Equipment
Ingredients
dough
- 15 g all-purpose flour, for dusting
- 1 pie crust
- 2 eggs, lightly beaten
filling
- 350 g mixed fresh berries, sliced if large
- 100 g granulated sugar
- 30 g cornstarch
- 3 g lemon zest
- 20 ml lemon juice
- 1 g fine sea salt
Nutrition (per serving)
Method
Roll each dough disk on a floured surface into a 25cm (10-inch) square, roughly 3mm (1/8-inch) thick. Cut four 12.5cm (5-inch) circles from each square. Transfer circles to a baking sheet and chill for 10 minutes.
Stir the berries, sugar, cornstarch, lemon zest, lemon juice, and salt in a medium bowl until the fruit is thoroughly coated.
Apply a thin layer of egg wash to the outer edges of the chilled dough circles. Place approximately 60ml (1/4 cup) of filling onto the center of each circle, leaving a 2.5cm (1-inch) border.
Fold the dough over the fruit to create a half-moon shape. Press the edges together firmly to seal, and crimp with a fork.
Cover the assembled pies and refrigerate for 1 hour to set the pastry.
Preheat the oven to 220°C (425°F) with the rack set in the center. Line a baking sheet with parchment paper.
Brush the tops of the pies with the remaining egg wash and cut three small steam vents in the top of each. Bake at 220°C (425°F) for 20 to 25 minutes until the pastry is golden and the filling bubbles. Cool for 10 minutes.
Allow the pies to cool completely on a wire rack before serving or storing.
Chef's Notes
- For the flakiest crust, ensure your pie crust is well-chilled throughout the process. Cold butter creates steam pockets during baking, leading to a lighter, more tender pastry.
- When mixing the berry filling, avoid over-mixing, which can break down the berries too much. A slightly chunky texture is desirable for hand pies.
- Don't skip the chilling steps. Chilling the dough circles before filling and chilling the assembled pies before baking helps prevent the pastry from shrinking and ensures a crispier crust.
- Adjust the cornstarch slightly based on the juiciness of your berries.
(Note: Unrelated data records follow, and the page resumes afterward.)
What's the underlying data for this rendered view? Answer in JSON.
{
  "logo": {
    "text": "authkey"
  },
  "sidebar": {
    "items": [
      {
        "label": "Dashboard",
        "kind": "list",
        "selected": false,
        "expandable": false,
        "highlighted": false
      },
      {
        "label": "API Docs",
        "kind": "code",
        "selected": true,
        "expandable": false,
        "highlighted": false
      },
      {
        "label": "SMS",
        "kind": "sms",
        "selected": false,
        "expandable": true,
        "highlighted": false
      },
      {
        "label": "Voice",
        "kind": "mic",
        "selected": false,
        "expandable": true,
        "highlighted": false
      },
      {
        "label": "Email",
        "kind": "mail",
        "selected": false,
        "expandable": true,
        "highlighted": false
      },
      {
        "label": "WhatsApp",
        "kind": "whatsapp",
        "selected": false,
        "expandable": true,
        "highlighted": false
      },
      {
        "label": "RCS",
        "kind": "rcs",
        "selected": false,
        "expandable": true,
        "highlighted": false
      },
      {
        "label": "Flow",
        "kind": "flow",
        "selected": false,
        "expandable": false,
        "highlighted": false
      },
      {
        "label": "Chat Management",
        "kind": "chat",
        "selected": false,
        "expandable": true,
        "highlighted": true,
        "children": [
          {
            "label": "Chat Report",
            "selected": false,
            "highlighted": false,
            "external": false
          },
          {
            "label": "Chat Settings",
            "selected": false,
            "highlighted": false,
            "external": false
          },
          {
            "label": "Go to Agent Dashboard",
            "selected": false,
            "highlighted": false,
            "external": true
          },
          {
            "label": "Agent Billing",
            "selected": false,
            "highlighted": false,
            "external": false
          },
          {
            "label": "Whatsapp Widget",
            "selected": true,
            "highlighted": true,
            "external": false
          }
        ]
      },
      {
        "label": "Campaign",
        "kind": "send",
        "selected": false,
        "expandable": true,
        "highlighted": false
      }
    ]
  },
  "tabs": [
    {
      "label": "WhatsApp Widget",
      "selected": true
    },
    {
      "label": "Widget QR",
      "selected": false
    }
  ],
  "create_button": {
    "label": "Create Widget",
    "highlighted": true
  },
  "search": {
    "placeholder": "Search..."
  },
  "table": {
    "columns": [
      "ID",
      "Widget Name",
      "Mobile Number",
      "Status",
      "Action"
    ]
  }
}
If using very ripe or frozen berries, you might need a touch more cornstarch to achieve the desired thickened consistency.
Storage
Refrigerator: 3 days — Store in an airtight container.
Freezer: 1 month — Freeze in a single layer before transferring to a bag.
Reheating: Warm in a 175°C (350°F) oven for 5-8 minutes to restore crispness.